Read what the great Russian novelist and commentator Alexander Solzhenitsyn had to say about the Bolshevik Revolution of 1917: “There are many Jewish authors who to this very day either deny the support of Jews for Bolshevism, or even reject it angrily, or else—the most common case—only speak defensively about it. The matter is well-attested, however: these Jewish renegades were for several years leaders at the center of the Bolshevik Party, at the head of the Red Army (Trotsky), of the All-Russian Central Executive Committee (Sverdlov), of the two capitals (Zinoviev and Kamenev), of the Comintern (Zinoviev), of the Profintern (Dridzo-Lozovsky), and of the Komsomol (Oskar Ryvkin, then Lazar Shatskin).” (From Two Hundred Years Together: Jews and Russians during the Soviet Period, p. 91).

But instead of pointing out Jewish complicity, Woloshyn tells us that Ukraine today stands in danger of another tragedy because of the depredations of the Russian Federation and Vladimir Putin.

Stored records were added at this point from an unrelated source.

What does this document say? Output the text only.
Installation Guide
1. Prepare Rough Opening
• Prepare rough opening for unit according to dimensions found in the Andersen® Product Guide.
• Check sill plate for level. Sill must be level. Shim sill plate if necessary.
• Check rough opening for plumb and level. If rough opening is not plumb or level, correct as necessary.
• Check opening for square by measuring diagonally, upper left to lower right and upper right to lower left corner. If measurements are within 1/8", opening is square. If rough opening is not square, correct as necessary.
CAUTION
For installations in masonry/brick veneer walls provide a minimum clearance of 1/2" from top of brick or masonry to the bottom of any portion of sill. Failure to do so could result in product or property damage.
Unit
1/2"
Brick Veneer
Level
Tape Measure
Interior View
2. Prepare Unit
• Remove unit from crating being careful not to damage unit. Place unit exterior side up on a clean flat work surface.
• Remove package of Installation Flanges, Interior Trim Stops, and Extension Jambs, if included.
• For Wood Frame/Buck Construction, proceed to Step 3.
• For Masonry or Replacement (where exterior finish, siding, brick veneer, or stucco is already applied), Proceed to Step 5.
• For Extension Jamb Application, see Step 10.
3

He writes: “So once again, Ukrainians are fighting for their freedom against Russia. Only this time the devil’s name is Putin.”

The Ukrainians were not fighting “Russia” for their freedom in the early 1930s. Rather, they were fighting against the terror of Judeo-Bolshevism, which had seized Russia from the Czar with the help of organs like The New York Times and the governments of the West. To conflate Russia today with the USSR of some 80 years ago is beyond disingenuous; it is an outright lie. Again, Solzhenitsyn understood who was behind the revolution of 1917:

“You must understand. The leading Bolsheviks who took over Russia were not Russians. They hated Russians. They hated Christians. Driven by ethnic hatred they tortured and slaughtered millions of Russians without a shred of human remorse. The October Revolution was not what you call in America the ‘Russian Revolution.’ It was an invasion and conquest over the Russian people. More of my countrymen suffered horrific crimes at their bloodstained hands than any people or nation ever suffered in the entirety of human history. It cannot be understated. Bolshevism was the greatest human slaughter of all time. The fact that most of the world is ignorant of this reality is proof that the global media itself is in the hands of the perpetrators.”

In 2010, Bolshevik official Lazar Kaganovich – considered by some to be the greatest mass murderer of all time – and a number of other Jews were posthumously convicted by the Kiev appellate court over the Holodomor genocide. The international media ignored the story.

Bitter Harvest unfortunately probably will not tell the true story of The Holodomor or the wider tale of the Bolshevik Revolution. Instead, it will be used by international Jewry to bash current day Russia and support Jewish interests in Ukraine, an area some believe may one day become in fact Greater Israel. But that is another story for another day. For now, it is enough to say that The Holodomor story is being co-opted as part of The Narrative which upholds the power and interests of international Jewry.